RTSS Vaccine Development Timeline

  • 1984: Walter Reed Army Institute and GlaxoSmithKline collaboration began.

  • 1995: First clinical trials started.

  • 1998: First trials in Africa.

  • 2004: Key proof of concept studies in children in Mozambique.

  • Phase 3 study started (large trial to test vaccine efficacy).

  • Phase 3 results with booster dose obtained.

  • Vaccine approved (timeline from 1984 to 2015/2016).

  • This long timeline is typical for vaccines against diseases not common in developed countries.

  • Significant funding from the Bill and Melinda Gates malaria vaccine initiative.

  • Compared to COVID-19 vaccine development (remarkably short timeline).

RTSS Vaccine Efficacy

  • Successful but with room for improvement.
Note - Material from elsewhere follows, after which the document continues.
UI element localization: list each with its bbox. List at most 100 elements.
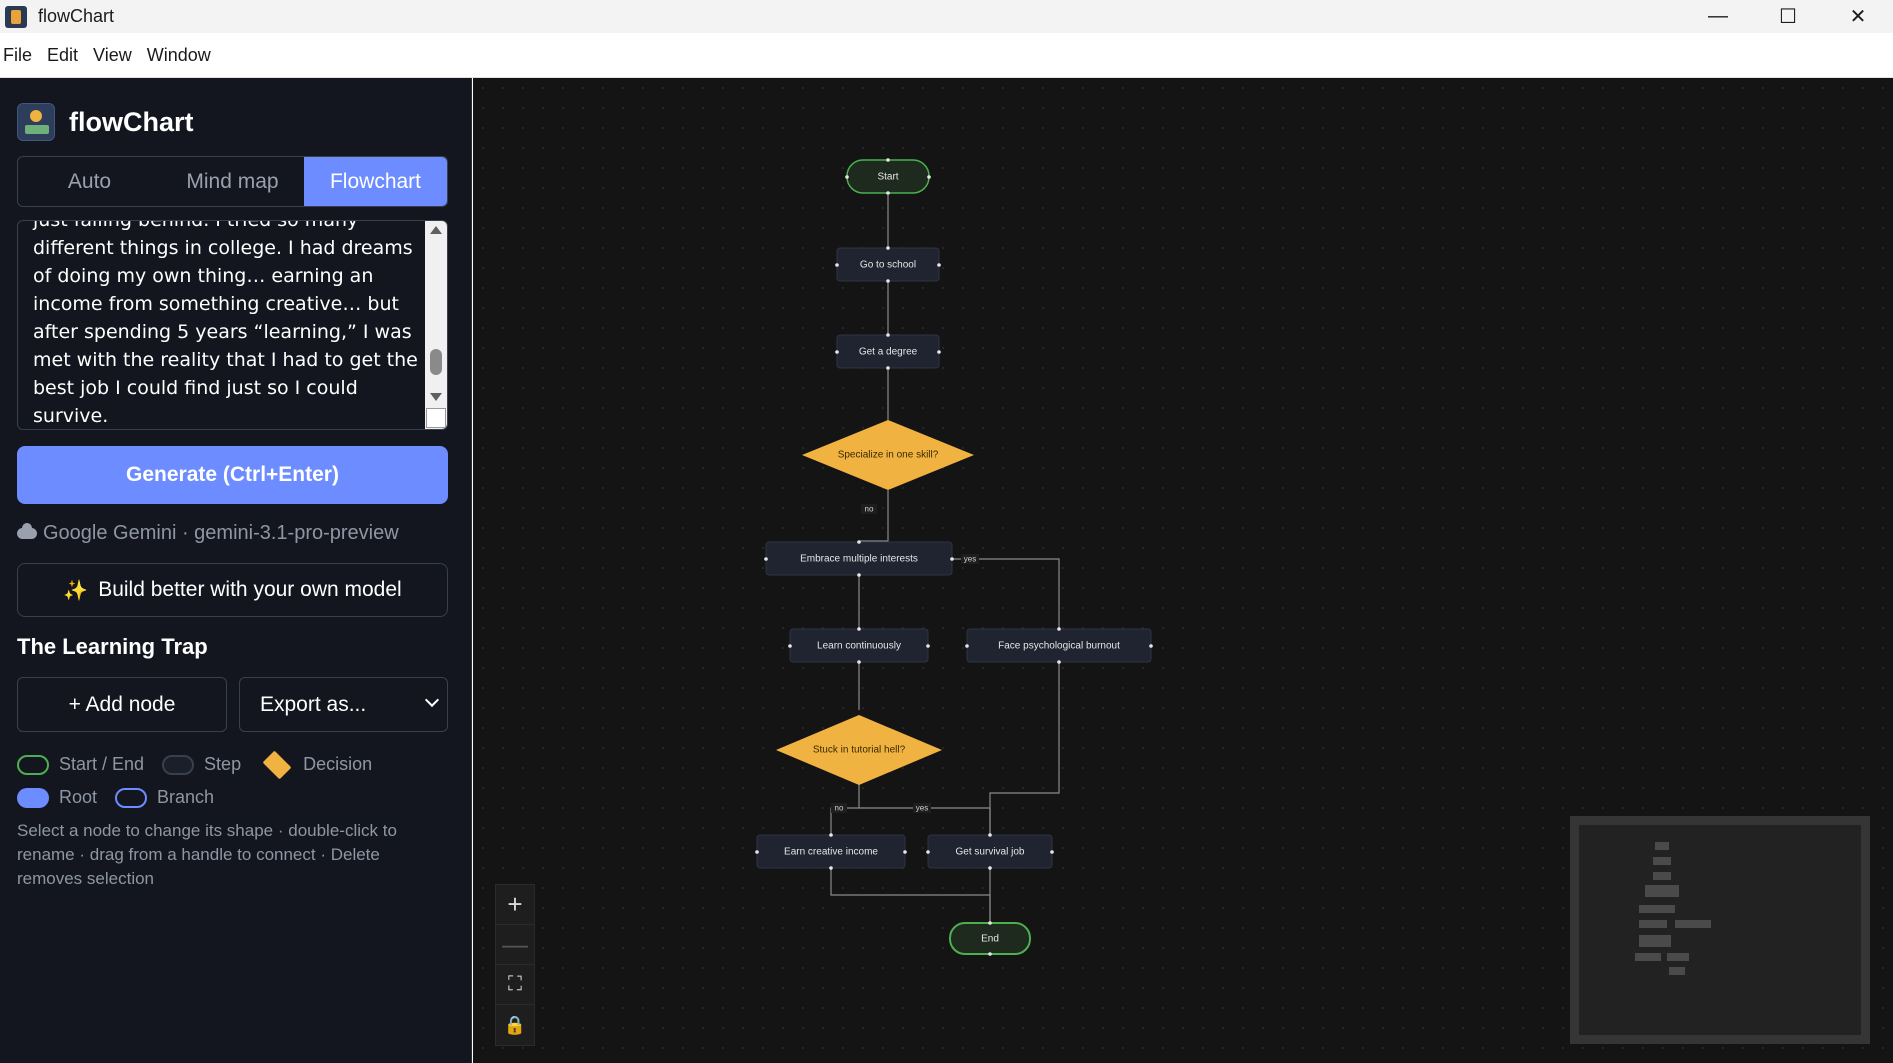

  • Infants: 27% vaccine effectiveness.

  • 30% vaccine effectiveness against clinical malaria at 20 months, declining over time.

  • No efficacy against severe malaria (cerebral malaria).

  • Children: 45% vaccine effectiveness.

  • Booster dose increased vaccine effectiveness to 36% at 20 months.

  • No efficacy against severe malaria.

  • Better than no vaccine, particularly in endemic areas, but needs improvement.

Malaria Vaccine Implementation Programme (MVIP)

  • Established by the WHO to deliver the Muscuics vaccine to those in need.

  • Monitoring and evaluation of mortality and continuing safety issues.

AME1 (Apical Membrane Antigen 1)

  • Protein on merozoite stages, secreted onto the surface.

  • Helps merozoites enter red blood cells.

  • Malaria parasite hides from the immune response (antibodies and T cells cannot see the parasite inside red blood cells).

  • Clinical trials in Mali showed disappointing vaccine efficacy (17% against all strains, 64% against 3D7 strains).

  • AMA1 used in the vaccine was 3D7 AMA1 which is a drawback due to polymorphism.

  • Polymorphism: Different strains of malaria parasites have different sequences of AME1, allowing them to evade the immune response.

Addressing AMA1 Polymorphism

  • Funded by the Bill and Melinda Gates Foundation.

  • Collaboration between La Trobe University, the Burnet Institute, and the Walter Reed Army Institute.

  • Used crystal structure data.

  • Identified a conserved hydrophobic pocket crucial for binding and entering red blood cells.

  • Amino acids surrounding this loop are highly variable.

  • Injected molecule into animals, the antibodies seem to be around this area.

  • Mutated these amino acids to alanine to de-immunize the region and focus the immune response on more important regions.

  • Patent taken out, papers published.

  • Licensed to the Walter Reed Army Institute.

Antibody Binding

  • Crystal structure shows antibody binding to AME1 protein.

  • Single domains (chunks of antibodies) derived from sharks.

  • Shark antibody binds to AMA1 green pocket.

  • May be useful for passive immunity.

  • Further discussion in the next lecture.